All that being said, Butler is an animal. If we can trade for him, and sign RF to upgrade over the platoon, then I’m all for it. But if it’s one or the other then sadly, I say no Butler.

Sep. 29, 2012; Phoenix, AZ, USA; Arizona Diamondbacks outfielder Justin Upton (10) stands at bat during the game against the Chicago Cubs in the first inning at Chase Field. Mandatory Credit: Jennifer Stewart-US PRESSWIRE

Justin Upton, 25. Expected Trade Cost: Nick Franklin and James Paxton

2012 stats: .280/.355/.430 — .341 wOBA — 108 wRC+ — 17 HR — 2.5 WAR

I really don’t know what to think about Upton. He is the most talented player of the group, but he is also the least proven. He could very easily become an MVP, but he could also turn out to just be a good player. He had a very underwhelming year after putting up MVP caliber numbers in 2011. However, I don’t doubt that he could return to form in the future. What scares me is the awful home/road splits. He is a career .320 wOBA, 90 wRC+ hitter on the road, compared to .399/143 at hitter friendly Chase Field. If he is an average hitter overall on the road, what will he be playing half his games at Safeco? He will no longer have the 80 point bump in wOBA or 50 point bump in wRC+ that makes his stats what they are. I don’t think there is a logical argument that says he will hit anywhere near as well as he does in Chase if he moves to Safeco. Even if he hits slightly above average at Safeco (which I don’t think is logical), then he is still only a .335 wOBA, 105 wRC+ guy. To me, that is not worth Franklin and Paxton.

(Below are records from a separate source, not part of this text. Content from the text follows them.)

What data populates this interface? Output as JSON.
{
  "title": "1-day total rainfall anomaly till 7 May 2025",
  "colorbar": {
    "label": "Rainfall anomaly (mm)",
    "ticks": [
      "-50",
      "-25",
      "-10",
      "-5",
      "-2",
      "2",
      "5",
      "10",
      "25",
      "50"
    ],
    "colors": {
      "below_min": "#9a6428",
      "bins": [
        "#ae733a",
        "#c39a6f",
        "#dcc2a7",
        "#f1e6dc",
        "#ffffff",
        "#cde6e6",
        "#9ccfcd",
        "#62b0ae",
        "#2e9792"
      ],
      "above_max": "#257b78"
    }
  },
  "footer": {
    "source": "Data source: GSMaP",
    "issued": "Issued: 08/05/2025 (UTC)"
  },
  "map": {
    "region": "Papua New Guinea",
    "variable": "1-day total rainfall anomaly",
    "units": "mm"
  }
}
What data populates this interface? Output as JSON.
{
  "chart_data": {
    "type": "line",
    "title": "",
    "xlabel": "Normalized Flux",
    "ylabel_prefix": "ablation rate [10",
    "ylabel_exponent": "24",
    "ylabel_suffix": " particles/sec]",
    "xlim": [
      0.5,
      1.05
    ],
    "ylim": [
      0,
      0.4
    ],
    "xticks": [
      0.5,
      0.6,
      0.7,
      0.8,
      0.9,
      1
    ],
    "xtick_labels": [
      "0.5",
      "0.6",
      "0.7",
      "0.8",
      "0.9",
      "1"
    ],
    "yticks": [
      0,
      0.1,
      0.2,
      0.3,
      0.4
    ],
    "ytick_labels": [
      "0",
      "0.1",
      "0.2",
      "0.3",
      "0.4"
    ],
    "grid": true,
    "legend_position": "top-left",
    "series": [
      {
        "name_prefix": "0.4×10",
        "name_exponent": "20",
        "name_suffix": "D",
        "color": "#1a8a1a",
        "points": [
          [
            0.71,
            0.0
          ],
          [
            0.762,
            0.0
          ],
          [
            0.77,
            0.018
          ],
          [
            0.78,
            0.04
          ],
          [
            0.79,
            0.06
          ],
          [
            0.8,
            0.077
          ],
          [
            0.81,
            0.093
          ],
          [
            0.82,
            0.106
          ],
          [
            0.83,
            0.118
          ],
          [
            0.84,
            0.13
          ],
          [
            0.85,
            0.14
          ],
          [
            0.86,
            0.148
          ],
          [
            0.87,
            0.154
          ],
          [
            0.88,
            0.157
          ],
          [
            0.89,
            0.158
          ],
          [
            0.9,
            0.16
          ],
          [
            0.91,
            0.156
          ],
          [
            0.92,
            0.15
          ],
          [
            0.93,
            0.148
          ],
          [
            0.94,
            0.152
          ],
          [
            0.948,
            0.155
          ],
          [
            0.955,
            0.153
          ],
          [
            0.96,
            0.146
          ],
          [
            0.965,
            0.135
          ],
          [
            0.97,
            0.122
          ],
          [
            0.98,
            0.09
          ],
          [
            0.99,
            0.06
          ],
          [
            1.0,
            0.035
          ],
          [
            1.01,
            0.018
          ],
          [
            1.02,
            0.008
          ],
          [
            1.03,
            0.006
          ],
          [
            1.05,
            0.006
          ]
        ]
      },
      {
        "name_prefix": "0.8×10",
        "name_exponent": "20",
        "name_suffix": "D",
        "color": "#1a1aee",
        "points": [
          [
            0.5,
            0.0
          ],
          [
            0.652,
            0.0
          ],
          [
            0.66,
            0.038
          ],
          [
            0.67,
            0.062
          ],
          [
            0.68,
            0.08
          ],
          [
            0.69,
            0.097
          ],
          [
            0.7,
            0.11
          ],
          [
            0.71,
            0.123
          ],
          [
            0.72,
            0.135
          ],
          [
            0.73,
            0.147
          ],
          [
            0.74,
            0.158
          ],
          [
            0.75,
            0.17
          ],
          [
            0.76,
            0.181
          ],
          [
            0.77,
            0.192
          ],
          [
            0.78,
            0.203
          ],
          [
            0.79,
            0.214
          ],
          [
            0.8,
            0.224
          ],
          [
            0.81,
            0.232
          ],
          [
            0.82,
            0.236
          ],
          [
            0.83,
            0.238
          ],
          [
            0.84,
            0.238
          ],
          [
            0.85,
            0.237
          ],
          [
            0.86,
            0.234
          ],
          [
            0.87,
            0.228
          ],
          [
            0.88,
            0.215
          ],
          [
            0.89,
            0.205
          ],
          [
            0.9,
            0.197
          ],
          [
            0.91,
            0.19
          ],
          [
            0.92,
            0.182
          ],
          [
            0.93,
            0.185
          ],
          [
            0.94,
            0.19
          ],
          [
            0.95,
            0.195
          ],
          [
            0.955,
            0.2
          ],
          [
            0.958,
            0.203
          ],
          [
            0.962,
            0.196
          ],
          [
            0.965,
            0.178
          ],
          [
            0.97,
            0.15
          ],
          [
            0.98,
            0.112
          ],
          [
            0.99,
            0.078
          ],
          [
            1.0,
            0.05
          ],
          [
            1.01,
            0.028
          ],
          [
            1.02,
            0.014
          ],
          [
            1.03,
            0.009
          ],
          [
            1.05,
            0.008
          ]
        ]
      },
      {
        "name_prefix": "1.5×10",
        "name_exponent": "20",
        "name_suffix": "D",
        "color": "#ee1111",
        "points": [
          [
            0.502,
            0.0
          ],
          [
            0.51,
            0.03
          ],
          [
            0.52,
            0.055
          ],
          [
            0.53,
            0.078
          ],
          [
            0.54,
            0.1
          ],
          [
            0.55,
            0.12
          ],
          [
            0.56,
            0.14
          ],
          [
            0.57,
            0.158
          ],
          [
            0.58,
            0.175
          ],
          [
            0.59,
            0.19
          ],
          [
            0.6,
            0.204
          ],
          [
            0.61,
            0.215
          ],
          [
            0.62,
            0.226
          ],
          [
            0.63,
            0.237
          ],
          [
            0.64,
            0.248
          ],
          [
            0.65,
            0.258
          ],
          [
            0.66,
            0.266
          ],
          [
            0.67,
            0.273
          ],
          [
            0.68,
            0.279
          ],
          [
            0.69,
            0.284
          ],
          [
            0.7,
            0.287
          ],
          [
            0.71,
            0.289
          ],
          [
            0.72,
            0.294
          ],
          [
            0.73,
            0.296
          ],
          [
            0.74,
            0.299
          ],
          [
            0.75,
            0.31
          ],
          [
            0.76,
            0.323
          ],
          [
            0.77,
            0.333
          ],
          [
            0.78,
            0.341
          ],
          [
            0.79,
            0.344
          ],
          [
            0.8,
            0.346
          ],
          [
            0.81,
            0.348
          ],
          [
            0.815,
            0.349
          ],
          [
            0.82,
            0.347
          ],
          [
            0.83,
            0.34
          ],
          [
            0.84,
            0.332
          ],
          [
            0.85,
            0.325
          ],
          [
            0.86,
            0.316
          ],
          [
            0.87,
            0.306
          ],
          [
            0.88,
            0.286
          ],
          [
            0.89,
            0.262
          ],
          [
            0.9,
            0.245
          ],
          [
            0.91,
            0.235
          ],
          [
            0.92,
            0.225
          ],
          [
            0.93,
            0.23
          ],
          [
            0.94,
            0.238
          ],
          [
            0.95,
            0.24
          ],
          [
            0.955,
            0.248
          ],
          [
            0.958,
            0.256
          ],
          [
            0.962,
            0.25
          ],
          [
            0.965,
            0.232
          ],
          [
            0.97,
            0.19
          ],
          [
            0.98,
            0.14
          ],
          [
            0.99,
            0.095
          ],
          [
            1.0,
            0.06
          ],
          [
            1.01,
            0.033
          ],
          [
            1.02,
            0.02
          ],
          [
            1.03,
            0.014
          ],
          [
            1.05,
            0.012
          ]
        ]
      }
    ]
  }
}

I want to love Upton. He is so talented and has the chance to become an amazing player. But right now, I don’t love him. I get the feeling that he would come to Seattle and be exposed. He would have to prove he can hit outside of Chase, and he hasn’t done that. I wouldn’t be totally opposed to bringing him in, but I’m certainly not hoping for it. Not at the current price.

Alex Gordon, 29. Expected Trade Cost: James Paxton/Danny Hultzen, Brad Millerand Jason Vargas

September 14, 2012; Kansas City, MO, USA; Kansas City Royals left fielder Alex Gordon (4) drives the ball to left field against the Los Angeles Angels during the ninth inning at Kauffman Stadium. Mandatory Credit: Peter G. Aiken-US PRESSWIRE

2012 stats: .294/.368/.455 — .357 wOBA — 126 wRC+ — 14 HR — 5.9 WAR

Gordon is by far my favorite option. He is the most complete player out of all the players I have named, as seen with his 5.9 WAR. On top of what you see above, he led the league in doubles with 51. However, all of this makes him the most expensive player in terms of what we would trade in return. Although the Royals said they would deal him for pitching, they probably had a proven, #2 type starter in mind. That’s not to say they wouldn’t consider anything else, but I don’t think it’s likely. The trade I mentioned above might not get it done, but I’m not sure I want to give up much more. He is a great player and I really want him here. Who wouldn’t want a 6 WAR player with gold glove defense in left field? But there is a point where no one is worth what it would actually cost.

If Dayton Moore is desperate enough for pitching, he may be willing to trade his best player for a mid-rotation starter in Vargas, a future #2-3 starter in Hultzen, and what could become a very good middle infielder in the future in Brad Miller, knowing he has plenty of offense. However I wouldn’t say it is likely. Taijuan Walker might have to be involved, and I hate to lose him. But if they would take Walker for Gordon straight up, I would do it.

In conclusion, the Mariners need offense. There are many different routes they could take to get it, but to me, these make the most sense. And despite what we may think, the front office knows that too. Now it’s just up to the front office to do their job, and evaluate what is out there, and decide what we need to do to win ball games.